Motivation: Chimeric RNA transcripts are generated by different mechanisms including pre-mRNA trans-splicing, chromosomal translocations and/or gene fusions. It was shown recently that at least some of chimeric transcripts can be translated into functional chimeric proteins.
Results: To gain a better understanding of the design principles underlying chimeric proteins, we have analyzed 7,424 chimeric RNAs from humans. We focused on the specific domains present in these proteins, comparing their permutations with those of known human proteins. Our method uses genomic alignments of the chimeras, identification of the gene–gene junction sites and prediction of the protein domains.
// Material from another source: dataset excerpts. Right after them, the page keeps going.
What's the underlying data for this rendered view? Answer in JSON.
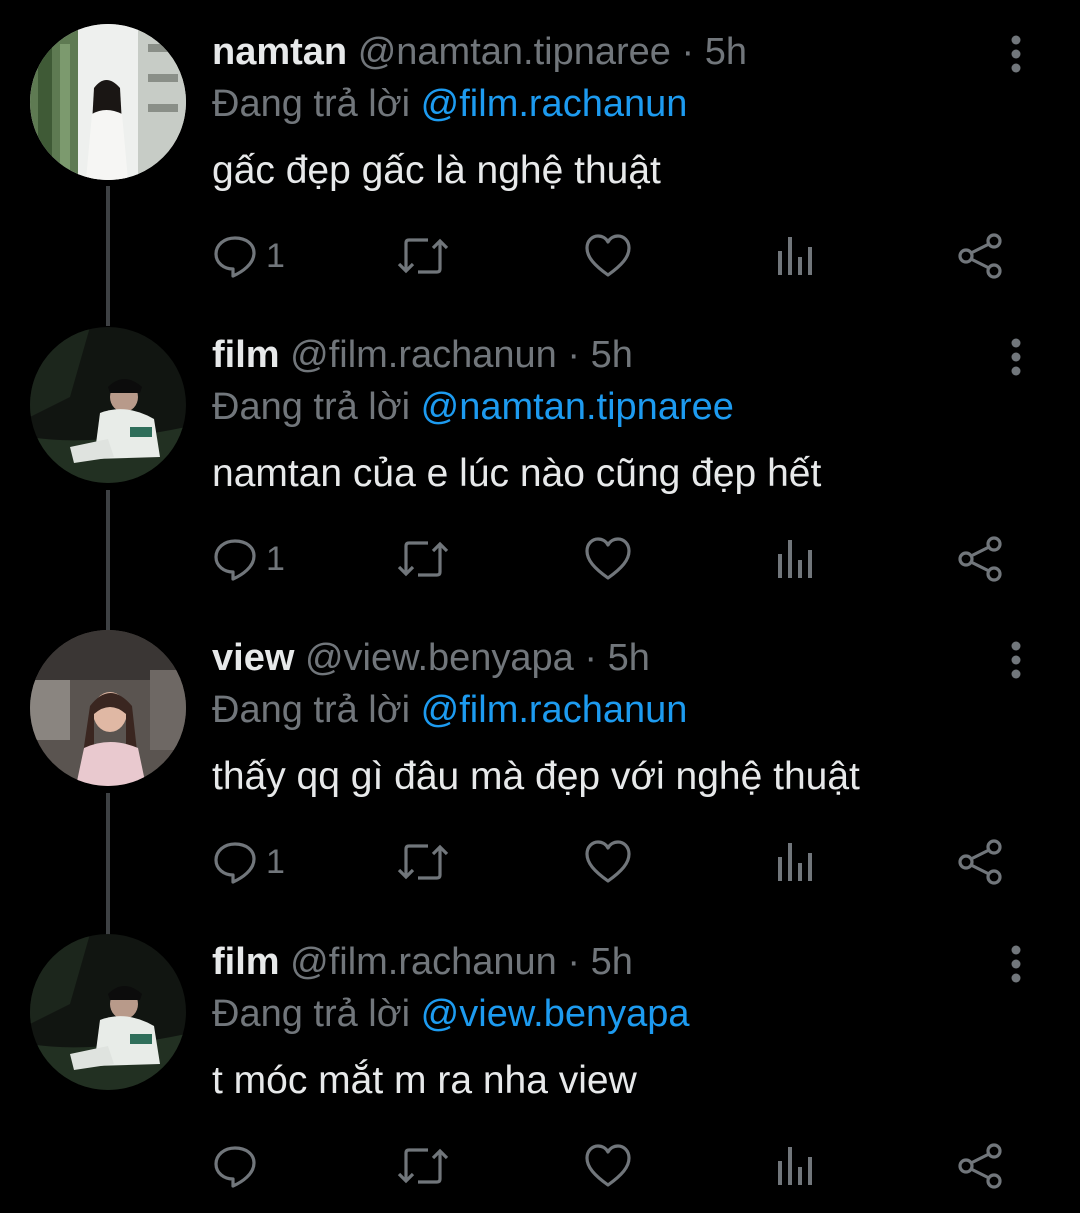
{
  "colors": {
    "background": "#000000",
    "text_primary": "#e7e9ea",
    "text_secondary": "#71767b",
    "mention": "#1d9bf0",
    "thread_line": "#3e4144"
  },
  "icons": {
    "reply": "speech-bubble-icon",
    "retweet": "retweet-icon",
    "like": "heart-icon",
    "views": "bar-chart-icon",
    "share": "share-icon",
    "more": "vertical-ellipsis-icon"
  },
  "tweets": [
    {
      "name": "namtan",
      "handle": "@namtan.tipnaree",
      "separator": "·",
      "time": "5h",
      "replying_prefix": "Đang trả lời",
      "replying_to": "@film.rachanun",
      "text": "gấc đẹp gấc là nghệ thuật",
      "reply_count": "1"
    },
    {
      "name": "film",
      "handle": "@film.rachanun",
      "separator": "·",
      "time": "5h",
      "replying_prefix": "Đang trả lời",
      "replying_to": "@namtan.tipnaree",
      "text": "namtan của e lúc nào cũng đẹp hết",
      "reply_count": "1"
    },
    {
      "name": "view",
      "handle": "@view.benyapa",
      "separator": "·",
      "time": "5h",
      "replying_prefix": "Đang trả lời",
      "replying_to": "@film.rachanun",
      "text": "thấy qq gì đâu mà đẹp với nghệ thuật",
      "reply_count": "1"
    },
    {
      "name": "film",
      "handle": "@film.rachanun",
      "separator": "·",
      "time": "5h",
      "replying_prefix": "Đang trả lời",
      "replying_to": "@view.benyapa",
      "text": "t móc mắt m ra nha view",
      "reply_count": ""
    }
  ]
}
We found that chimeras contain complete protein domains significantly more often than in random data sets. Specifically, we show that eight different types of domains are over-represented among all chimeras as well as in those chimeras confirmed by RNA-seq experiments. Moreover, we discovered that some chimeras potentially encode proteins with novel and unique domain combinations. Given the observed prevalence of entire protein domains in chimeras, we predict that certain putative chimeras that lack activation domains may actively compete with their parental proteins, thereby exerting dominant negative effects. More generally, the production of chimeric transcripts enables a combinatorial increase in the number of protein products available, which may disturb the function of parental genes and influence their protein–protein interaction network.
Availability: our scripts are available upon request.
Supplementary data are available at Bioinformatics online.